“Hitchcock” – Review by Laurie Coker

Iconic characters must prove the most difficult to portray – famous people from history, film, television, music and so on. I admire actors who take on these roles and appreciate them even more when they – often with the assistance of masterful makeup artists – make us feel like we are watching the person him or herself. We’ve seen countless ones – weak and wonderful over the years. This year Anthony Hopkins takes on Alfred Hitchcock and his labors are positively admirable, but the tale lacks the suspense or thrill so deserving.

Hitchcock is more about the love story between the director and his long time bride and collaborator, Alma Revill (Helen Mirren), than a biopic about the man and it centers on his efforts to get Psycho made and produced in 1959. We are privy to a behind the scenes look at the wheeling, dealing and frustrations of filmmaking for a director who many thought was past his glory days. We see a man who by with Psycho he produced perhaps what could arguably be his best film ever and in Hitchcock we learn that it almost did not make it to theatres.

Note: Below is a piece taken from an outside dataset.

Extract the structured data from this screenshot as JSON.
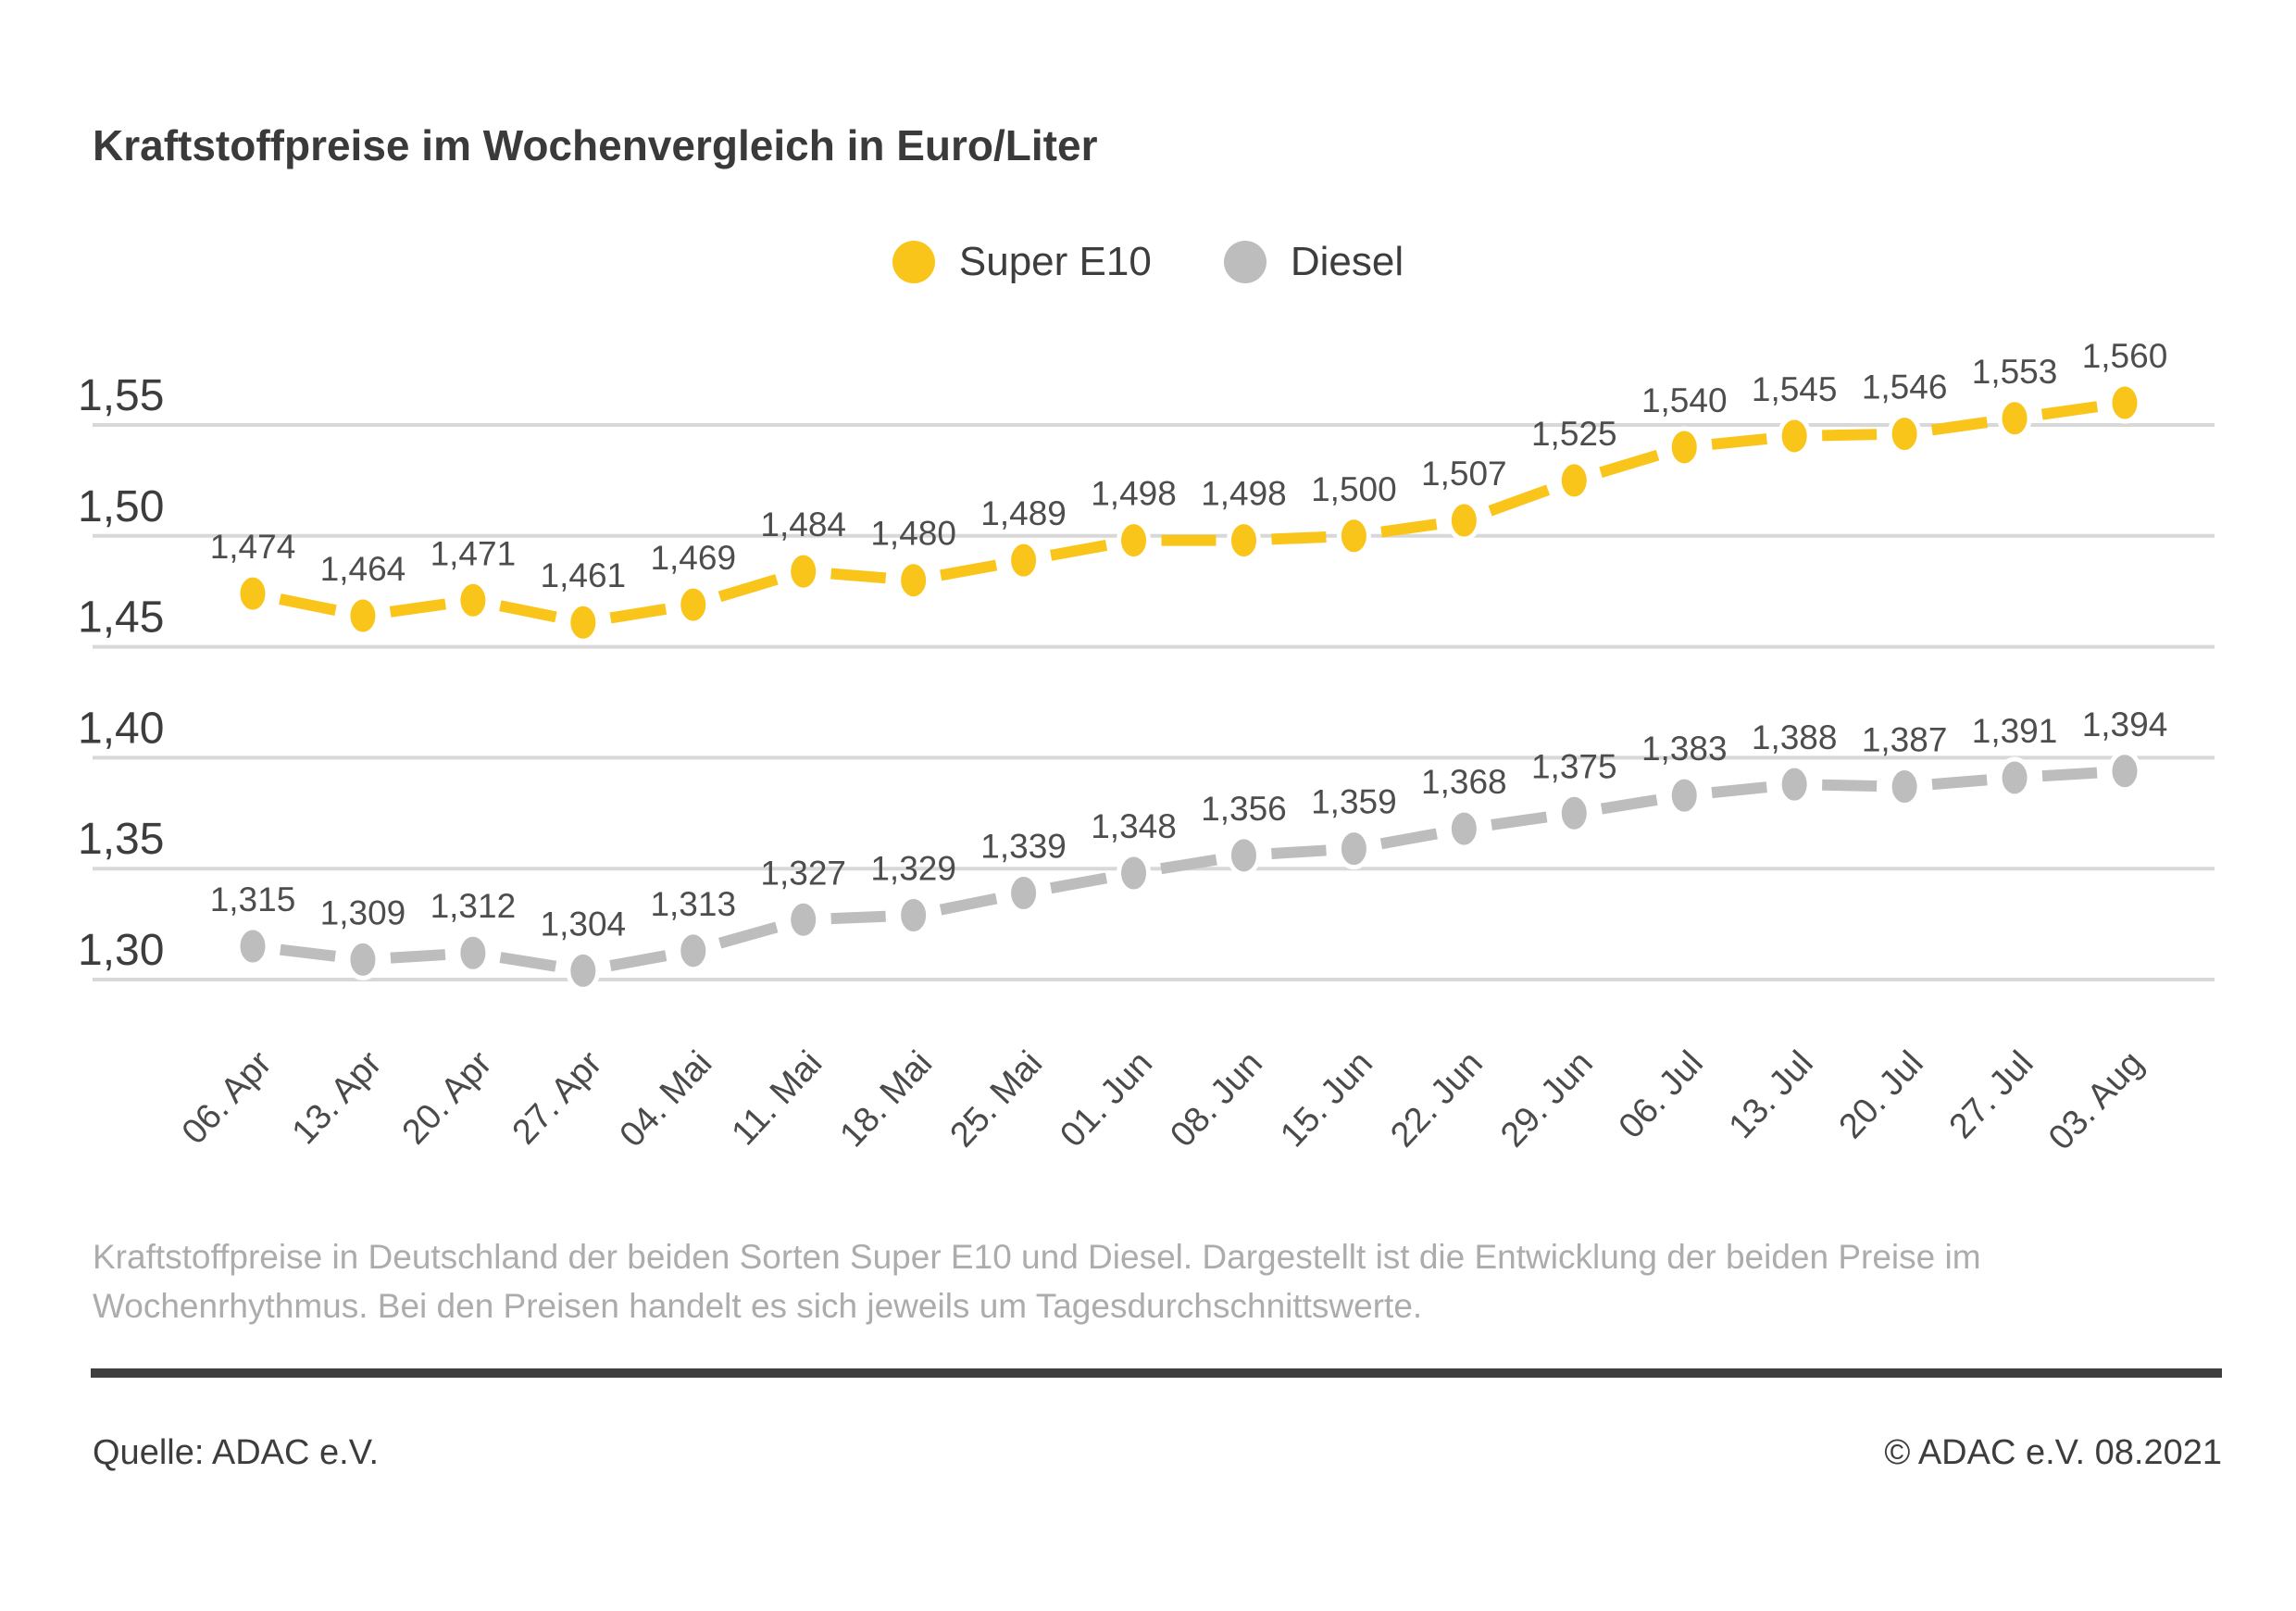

Hopkins and Mirren have wonderful on screen chemistry and even though Hopkins looks only a little like Hitchcock – in spite of every effort in makeup, costuming, girth and stature – he does play the part well. Honestly, with such a unique appearance, playing Hitchcock with his overtly distinct personage (and impressive silhouette) with ease is impossible so I’d say Hopkins’ version is as good gets. Hitchcock’s known to almost everyone, because he appeared in all of his productions (as a narrator in his series), like Stan Lee in the Avenger films. Mirren has a far less daunting task and in her Alma, I saw a loving wife, one who put up with crotchety moods from a man who seems, according to screenwriters John J. McLaughlin and Stephen Rebello, to struggle with huge bouts with self-doubt and who had a penchant for his leading ladies.

Director Sacha Gervasi captures the time period and life behind and in front of the camera with perfection and wonderful attention to detail. I felt transported to the year of my birth and became engrossed in the era and the sets. McLaughlin and Rebello, however, try with limited effort to infuse suspense and conflict into a perhaps too simple tale, by implying that Alma gave Hitchcock reason to suspect misdoings and he her. I found the inner workings of their home life and their relationship as a creative team (on and off set) far more interesting than the supposed shenanigans between Alma and struggling scriptwriter, Whitfield Cook (Danny Huston) and the big man’s wandering eyes for his starlets like Janet Leigh (nicely played by Scarlet Johansson) and Vera Miles (the elegant Jessica Biel). Certainly, Hitchcock’s cast is strong and engaging and the cinematographic imagery stunning, but I did want more in the story.

Hitchcock aims to please and it does, but with little flourish really. Still I enjoyed the undertaking. I grew up watching Hitchcock. He afforded me my measuring stick for every suspense horror film that followed. Hitchcock frightened with breath-holding apprehension and tantalizingly teasing insinuation, never relying on gore or blatant bloodletting, though it did exist in his movies. He plays with the minds of his audiences and not with gratuitous, nausea-educing undertakings – even in The Birds. In this vein Hitchcock disappoints because it doesn’t truly reveal the mastermind genius behind such genre defining filmmaking, but overall it does entertain, even in somewhat shallowly. I am placing a B- in my grade book. It’s short, perhaps too sweet and definitely succinct in telling its tiny, too playful tale. Hitchcock the man had to be far darker than this movie implies.